L’évolution du modèle familial en France
Une étude de l’Insee parue le 16 décembre décrypte le modèle de vie conjugale et familiale des Français. Une première constatation, la majeure partie des familles vit en couple. La seconde constatation, ce modèle du couple continue de se fragiliser avec des ruptures plus fréquentes, plusieurs unions et la hausse de la monoparentalité, surtout chez les femmes.
Le mariage, socle indéfectible du modèle familial
L’Insee précise également que l’immense majorité (90%) des personnes âgées de 26 à 65 ans est, ou a déjà été en couple. En tout, 73 % des couples interrogés sont mariés, 4 % sont pacsés et 23 % vivent en union libre. Néanmoins ces tendances changent selon les générations, si 80 % des personnes de 20-24 ans en couple vivent en union libre, 5 % le sont encore chez les plus de 65 ans. Parmi les couples, 0,6 % ont un conjoint de même sexe (chiffres collectés avant la loi sur le mariage pour tous de 2013) et on apprend également que 96% des couples partagent le même logement, avec seulement 4% qui sont non cohabitants.
Selon l’Insee, bien que les enfants vivent dans des structures familiales de plus en plus diversifiées, 90 % des enquêtés pensent que « pour grandir en étant heureux, un enfant a besoin d’un foyer avec un père et une mère ».
Hausse sensible des divorces et des familles monoparentales
Autre signe d’un changement des mœurs, la vie sous le même toit ainsi que la naissance du premier enfant arrivent de plus en plus tard. Ainsi, « 67 % des personnes nées entre 1948 et 1957 avaient déjà vécu en couple avant 25 ans », alors que la proportion tombe à 58 % pour les générations présentes.
Les unions durent également moins longtemps qu’autrefois, davantage de premières cohabitations conduisent à une séparation. 30 % des personnes nées entre 1978 et 1987 se séparent ainsi avant de fêter leurs 5 années de vie commune contre seulement 9 % pour leurs aînés, nés 30 ans plus tôt. Ainsi entre entre 2009 et 2012, en moyenne, 253 000 couples se sont séparés chaque année ; des chiffres qui étaient de 155 000 entre 1993 et 1996.

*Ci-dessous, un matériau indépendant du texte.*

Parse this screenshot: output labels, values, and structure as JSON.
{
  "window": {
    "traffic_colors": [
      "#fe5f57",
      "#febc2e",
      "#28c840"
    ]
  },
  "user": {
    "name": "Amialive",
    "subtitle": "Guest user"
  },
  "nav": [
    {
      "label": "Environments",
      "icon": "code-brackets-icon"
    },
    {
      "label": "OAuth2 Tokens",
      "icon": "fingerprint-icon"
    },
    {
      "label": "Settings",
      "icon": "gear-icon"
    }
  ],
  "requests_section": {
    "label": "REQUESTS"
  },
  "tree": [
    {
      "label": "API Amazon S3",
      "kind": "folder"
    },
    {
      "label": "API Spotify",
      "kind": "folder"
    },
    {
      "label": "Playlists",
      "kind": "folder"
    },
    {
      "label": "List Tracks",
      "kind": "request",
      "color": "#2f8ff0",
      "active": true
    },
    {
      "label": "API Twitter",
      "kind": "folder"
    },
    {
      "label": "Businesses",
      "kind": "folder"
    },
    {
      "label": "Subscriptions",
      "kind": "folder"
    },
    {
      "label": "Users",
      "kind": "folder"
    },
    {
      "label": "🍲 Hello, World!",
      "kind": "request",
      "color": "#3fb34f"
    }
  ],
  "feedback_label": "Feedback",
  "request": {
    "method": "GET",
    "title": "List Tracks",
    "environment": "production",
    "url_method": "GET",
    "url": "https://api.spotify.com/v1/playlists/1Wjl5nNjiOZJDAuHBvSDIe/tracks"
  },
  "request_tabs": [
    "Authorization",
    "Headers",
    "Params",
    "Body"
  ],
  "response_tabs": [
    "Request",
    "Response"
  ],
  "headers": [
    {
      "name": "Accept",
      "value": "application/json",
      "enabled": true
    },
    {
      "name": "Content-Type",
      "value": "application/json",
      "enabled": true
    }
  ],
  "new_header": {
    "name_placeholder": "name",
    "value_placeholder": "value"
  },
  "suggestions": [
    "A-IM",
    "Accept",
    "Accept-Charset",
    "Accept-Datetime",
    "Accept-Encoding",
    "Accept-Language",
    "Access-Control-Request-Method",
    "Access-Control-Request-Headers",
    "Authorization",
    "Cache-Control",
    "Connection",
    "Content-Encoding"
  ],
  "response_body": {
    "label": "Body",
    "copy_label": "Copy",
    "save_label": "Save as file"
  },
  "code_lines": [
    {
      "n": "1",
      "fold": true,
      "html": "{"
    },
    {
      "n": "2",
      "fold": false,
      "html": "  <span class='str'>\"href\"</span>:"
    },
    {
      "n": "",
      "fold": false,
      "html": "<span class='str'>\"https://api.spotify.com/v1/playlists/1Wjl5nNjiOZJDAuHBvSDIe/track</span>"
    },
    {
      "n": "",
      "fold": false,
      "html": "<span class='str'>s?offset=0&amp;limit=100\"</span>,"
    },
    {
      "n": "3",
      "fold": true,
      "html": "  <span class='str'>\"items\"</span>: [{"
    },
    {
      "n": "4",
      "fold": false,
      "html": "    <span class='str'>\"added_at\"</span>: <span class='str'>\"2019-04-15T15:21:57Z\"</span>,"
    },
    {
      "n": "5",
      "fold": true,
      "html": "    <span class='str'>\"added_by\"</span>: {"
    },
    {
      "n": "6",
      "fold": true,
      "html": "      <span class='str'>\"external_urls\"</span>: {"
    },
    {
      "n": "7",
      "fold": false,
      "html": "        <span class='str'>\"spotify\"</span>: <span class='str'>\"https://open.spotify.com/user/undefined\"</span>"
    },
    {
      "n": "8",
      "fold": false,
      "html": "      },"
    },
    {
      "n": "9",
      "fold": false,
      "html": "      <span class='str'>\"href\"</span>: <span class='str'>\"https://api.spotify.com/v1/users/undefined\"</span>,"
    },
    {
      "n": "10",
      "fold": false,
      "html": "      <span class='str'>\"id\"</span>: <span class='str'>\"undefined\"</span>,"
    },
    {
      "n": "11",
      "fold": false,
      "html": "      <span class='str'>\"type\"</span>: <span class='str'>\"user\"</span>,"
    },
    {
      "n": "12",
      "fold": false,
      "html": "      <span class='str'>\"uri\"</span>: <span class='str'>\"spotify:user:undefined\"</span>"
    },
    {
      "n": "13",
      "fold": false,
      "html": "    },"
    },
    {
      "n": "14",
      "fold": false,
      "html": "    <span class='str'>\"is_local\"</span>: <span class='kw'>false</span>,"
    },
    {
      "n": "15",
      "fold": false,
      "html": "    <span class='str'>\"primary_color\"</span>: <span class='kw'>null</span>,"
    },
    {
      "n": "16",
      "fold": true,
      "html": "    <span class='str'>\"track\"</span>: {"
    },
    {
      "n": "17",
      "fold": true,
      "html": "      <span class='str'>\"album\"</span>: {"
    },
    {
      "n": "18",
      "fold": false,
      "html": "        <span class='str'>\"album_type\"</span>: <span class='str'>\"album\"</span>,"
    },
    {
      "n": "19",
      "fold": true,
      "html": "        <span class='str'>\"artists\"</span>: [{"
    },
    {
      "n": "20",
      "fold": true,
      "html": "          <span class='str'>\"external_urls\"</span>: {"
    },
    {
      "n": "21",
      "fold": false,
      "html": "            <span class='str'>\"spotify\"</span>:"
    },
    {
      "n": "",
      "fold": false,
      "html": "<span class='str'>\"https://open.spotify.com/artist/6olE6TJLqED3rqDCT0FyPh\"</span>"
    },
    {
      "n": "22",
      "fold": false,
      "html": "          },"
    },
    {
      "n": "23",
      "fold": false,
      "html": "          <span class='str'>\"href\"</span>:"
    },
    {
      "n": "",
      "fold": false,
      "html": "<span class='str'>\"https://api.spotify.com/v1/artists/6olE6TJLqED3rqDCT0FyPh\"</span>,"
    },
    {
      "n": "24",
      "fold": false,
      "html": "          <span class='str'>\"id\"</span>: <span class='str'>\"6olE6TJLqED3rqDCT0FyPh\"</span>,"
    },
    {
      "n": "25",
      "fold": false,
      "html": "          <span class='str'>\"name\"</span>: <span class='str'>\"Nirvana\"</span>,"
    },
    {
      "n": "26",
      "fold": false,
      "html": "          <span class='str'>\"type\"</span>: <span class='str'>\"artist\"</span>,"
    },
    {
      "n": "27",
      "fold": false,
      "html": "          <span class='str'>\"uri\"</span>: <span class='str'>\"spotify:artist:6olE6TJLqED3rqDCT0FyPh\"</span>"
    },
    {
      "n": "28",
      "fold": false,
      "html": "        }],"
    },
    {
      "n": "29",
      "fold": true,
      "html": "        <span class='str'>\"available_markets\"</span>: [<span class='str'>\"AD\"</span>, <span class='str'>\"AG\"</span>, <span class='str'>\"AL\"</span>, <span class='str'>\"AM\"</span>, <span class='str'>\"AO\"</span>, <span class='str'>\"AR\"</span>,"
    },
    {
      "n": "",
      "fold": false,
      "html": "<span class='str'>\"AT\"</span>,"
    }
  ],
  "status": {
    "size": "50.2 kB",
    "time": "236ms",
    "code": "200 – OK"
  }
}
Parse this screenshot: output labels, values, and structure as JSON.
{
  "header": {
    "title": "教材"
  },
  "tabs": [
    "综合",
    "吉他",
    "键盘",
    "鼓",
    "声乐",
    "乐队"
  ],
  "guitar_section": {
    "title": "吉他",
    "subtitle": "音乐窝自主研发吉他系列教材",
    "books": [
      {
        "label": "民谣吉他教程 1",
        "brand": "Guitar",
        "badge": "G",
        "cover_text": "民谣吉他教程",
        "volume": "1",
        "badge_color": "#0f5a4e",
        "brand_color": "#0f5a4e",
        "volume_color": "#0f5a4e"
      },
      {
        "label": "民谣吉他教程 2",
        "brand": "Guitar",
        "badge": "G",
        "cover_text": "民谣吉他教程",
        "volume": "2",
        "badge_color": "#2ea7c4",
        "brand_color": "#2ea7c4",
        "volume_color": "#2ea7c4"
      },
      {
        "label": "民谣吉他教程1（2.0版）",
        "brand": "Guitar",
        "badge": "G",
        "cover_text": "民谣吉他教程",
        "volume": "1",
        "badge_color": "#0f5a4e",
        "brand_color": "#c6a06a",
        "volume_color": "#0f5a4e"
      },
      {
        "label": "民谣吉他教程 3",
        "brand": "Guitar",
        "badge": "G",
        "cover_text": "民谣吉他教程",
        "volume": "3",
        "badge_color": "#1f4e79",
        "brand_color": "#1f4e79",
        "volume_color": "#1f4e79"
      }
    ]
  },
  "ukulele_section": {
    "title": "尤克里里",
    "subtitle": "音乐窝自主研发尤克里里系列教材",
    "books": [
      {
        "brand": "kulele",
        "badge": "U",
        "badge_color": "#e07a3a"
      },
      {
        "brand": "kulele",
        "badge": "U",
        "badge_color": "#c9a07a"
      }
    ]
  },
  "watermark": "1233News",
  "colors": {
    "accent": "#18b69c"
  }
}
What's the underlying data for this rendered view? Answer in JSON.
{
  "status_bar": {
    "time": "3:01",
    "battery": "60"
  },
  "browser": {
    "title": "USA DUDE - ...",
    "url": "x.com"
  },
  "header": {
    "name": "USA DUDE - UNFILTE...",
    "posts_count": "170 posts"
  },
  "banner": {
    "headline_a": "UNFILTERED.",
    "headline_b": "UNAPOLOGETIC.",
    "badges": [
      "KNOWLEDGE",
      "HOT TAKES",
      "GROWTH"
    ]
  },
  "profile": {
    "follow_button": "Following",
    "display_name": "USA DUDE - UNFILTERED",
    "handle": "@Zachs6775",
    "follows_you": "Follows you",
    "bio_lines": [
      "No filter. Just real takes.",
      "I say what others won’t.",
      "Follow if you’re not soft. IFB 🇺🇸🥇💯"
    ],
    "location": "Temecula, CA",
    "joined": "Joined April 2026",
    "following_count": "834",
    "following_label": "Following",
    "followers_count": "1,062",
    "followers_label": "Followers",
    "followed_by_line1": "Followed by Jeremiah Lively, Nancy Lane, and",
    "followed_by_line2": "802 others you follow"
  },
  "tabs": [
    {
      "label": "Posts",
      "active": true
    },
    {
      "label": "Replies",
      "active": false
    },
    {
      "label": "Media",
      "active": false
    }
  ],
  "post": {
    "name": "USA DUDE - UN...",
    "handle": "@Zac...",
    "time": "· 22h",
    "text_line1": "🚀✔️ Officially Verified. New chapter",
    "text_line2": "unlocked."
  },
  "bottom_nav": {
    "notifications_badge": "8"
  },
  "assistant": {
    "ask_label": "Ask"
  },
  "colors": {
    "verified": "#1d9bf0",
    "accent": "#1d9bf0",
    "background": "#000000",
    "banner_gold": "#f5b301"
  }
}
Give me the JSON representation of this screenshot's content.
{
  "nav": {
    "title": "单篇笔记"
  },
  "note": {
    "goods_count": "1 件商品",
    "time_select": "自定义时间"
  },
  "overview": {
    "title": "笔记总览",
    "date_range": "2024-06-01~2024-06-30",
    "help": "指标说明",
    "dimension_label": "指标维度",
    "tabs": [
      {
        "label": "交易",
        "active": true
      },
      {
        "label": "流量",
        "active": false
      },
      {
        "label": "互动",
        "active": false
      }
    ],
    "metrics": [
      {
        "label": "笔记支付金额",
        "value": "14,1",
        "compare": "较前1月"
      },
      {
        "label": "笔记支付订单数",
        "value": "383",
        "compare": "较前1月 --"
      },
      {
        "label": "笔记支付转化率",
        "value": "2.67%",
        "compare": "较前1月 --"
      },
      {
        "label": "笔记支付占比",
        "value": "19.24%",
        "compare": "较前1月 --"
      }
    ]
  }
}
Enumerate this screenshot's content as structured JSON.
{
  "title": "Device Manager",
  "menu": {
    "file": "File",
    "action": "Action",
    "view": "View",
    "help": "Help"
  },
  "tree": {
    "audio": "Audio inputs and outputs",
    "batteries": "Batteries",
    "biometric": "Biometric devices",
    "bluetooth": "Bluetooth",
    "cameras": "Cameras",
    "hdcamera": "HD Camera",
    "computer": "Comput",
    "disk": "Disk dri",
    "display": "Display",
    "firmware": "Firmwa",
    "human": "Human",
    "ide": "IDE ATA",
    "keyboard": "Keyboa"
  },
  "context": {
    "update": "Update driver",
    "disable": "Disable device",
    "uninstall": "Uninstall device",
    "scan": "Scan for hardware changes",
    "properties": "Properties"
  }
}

Conséquence de la hausse des séparations, la hausse des familles recomposées et monoparentales. En cas de divorce ou de séparation, la garde des enfants va en grande partie à la mère (75 % des cas en 2012), contre 16% en résidence alternée et 7% chez le père.
Les familles monoparentales, elles, sont « le type de famille qui s’est le plus développé au détriment des familles traditionnelles », souligne l’Insee. Elles représentaient 16 % des familles avec enfants mineurs en 1999 contre 20 % en 2011. Elles sont essentiellement vécues à 85% par des femmes, avec 40 % d’entre elles vivant avec enfants mineurs sous le seuil de pauvreté.